November 25, 2015

Archives for May 9, 2012

When you can’t win on the economy, go after gay marriage.

Typically, I write off most of what Joe Biden says to gaffs. Even in jest, though, the truth is often found.  Like when he said he supported gay marriage while the President’s views were still “evolving,” whatever that means.

Actually–wait. I’ll tell you what “evolving” means: it means that the President, as of this morning, supports gay marriage. Three days after the Vice President’s gaff, and a day after a very flustered White House Press Secretary fought to keep the news media at bay, a quickly arranged interview with ABC revealed that the President’s views on marriage are no longer “evolving.” He supports gay marriage.

“I have to tell you that over the course of several years as I have talked to friends and family and neighbors, when I think about members of my own staff who are in incredibly committed monogamous relationships, same-sex relationships, who are raising kids together; when I think about those soldiers or airmen or marines or sailors who are out there fighting on my behalf and yet feel constrained, even now that ‘don’t ask, don’t tell’ is gone, because they are not able to commit themselves in a marriage, at a certain point I’ve just concluded that for me personally it is important for me to go ahead and affirm that I think same sex couples should be able to get married,” Obama told Roberts in an interview to appear on ABC’s “Good Morning America” Thursday.

Never mind that it flies in the face of laws and state constitutional amendments in over thirty states, including, also as of this morning, North Carolina.  I write that policy change off to more than just the Veep’s gaff–it’s the result of a previously calculated development of a wedge issue. If the president can’t win on the economy–and he can’t–he’s going to go after something else.

Can we get a quote from you on that historic vote, Mr. President? No? Well, how about from the Obama campaign?

President Barack Obama’s campaign says he’s “disappointed” with North Carolina’s constitutional amendment banning gay marriage.

Obama campaign spokesman Cameron French said in a Tuesday statement that the ban on same-sex unions is “divisive and discriminatory.”

That’s what happens when the Vice President makes a gaff (was it a gaff?). An entire administration shifts its political strategy to compensate.
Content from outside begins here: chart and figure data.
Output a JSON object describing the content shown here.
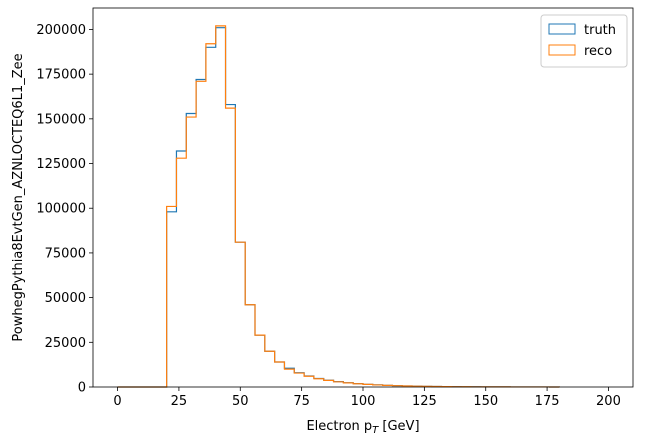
{
  "chart_data": {
    "type": "histogram",
    "xlabel": "Electron p",
    "xlabel_sub": "T",
    "xlabel_unit": " [GeV]",
    "ylabel": "PowhegPythia8EvtGen_AZNLOCTEQ6L1_Zee",
    "xlim": [
      -10,
      210
    ],
    "ylim": [
      0,
      212000
    ],
    "x_ticks": [
      0,
      25,
      50,
      75,
      100,
      125,
      150,
      175,
      200
    ],
    "y_ticks": [
      0,
      25000,
      50000,
      75000,
      100000,
      125000,
      150000,
      175000,
      200000
    ],
    "legend_position": "top-right",
    "grid": false,
    "bins": [
      0,
      4,
      8,
      12,
      16,
      20,
      24,
      28,
      32,
      36,
      40,
      44,
      48,
      52,
      56,
      60,
      64,
      68,
      72,
      76,
      80,
      84,
      88,
      92,
      96,
      100,
      104,
      108,
      112,
      116,
      120,
      124,
      128,
      132,
      136,
      140,
      144,
      148,
      152,
      156,
      160,
      164,
      168,
      172,
      176,
      180
    ],
    "series": [
      {
        "name": "truth",
        "color": "#1f77b4",
        "values": [
          0,
          0,
          0,
          0,
          0,
          98000,
          132000,
          153000,
          172000,
          190000,
          201000,
          158000,
          81000,
          46000,
          29000,
          20000,
          14000,
          10500,
          8000,
          6200,
          4800,
          3800,
          3000,
          2400,
          1900,
          1500,
          1200,
          950,
          750,
          600,
          480,
          380,
          300,
          240,
          190,
          150,
          120,
          95,
          75,
          60,
          48,
          38,
          30,
          24,
          19
        ]
      },
      {
        "name": "reco",
        "color": "#ff7f0e",
        "values": [
          0,
          0,
          0,
          0,
          0,
          101000,
          128000,
          151000,
          171000,
          192000,
          202000,
          156000,
          81000,
          46000,
          29000,
          20000,
          14000,
          10000,
          7800,
          6000,
          4600,
          3700,
          2900,
          2300,
          1800,
          1450,
          1150,
          920,
          730,
          580,
          460,
          370,
          290,
          230,
          180,
          145,
          115,
          90,
          72,
          58,
          46,
          37,
          29,
          23,
          18
        ]
      }
    ]
  }
}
Result? A wedge issue for the general election rightly belongs in the states, not the federal government. No matter how you feel about gay marriage–and even if your views are “evolving–it’s an issue that is reserved to the states to decide. By introducing it at the federal level we face the likelihood that issues more relevant to the Presidential race will be pushed aside.

Issues like the economy. Or the absence, for three years running now, of a federal budget.

Be smart. Leave gay marriage to the states. Deal with the things that matter on the federal level, starting with entitlement reform, deficit reduction, national security, and government spending. The family, and family law, is an issue that is better left reserved to the states.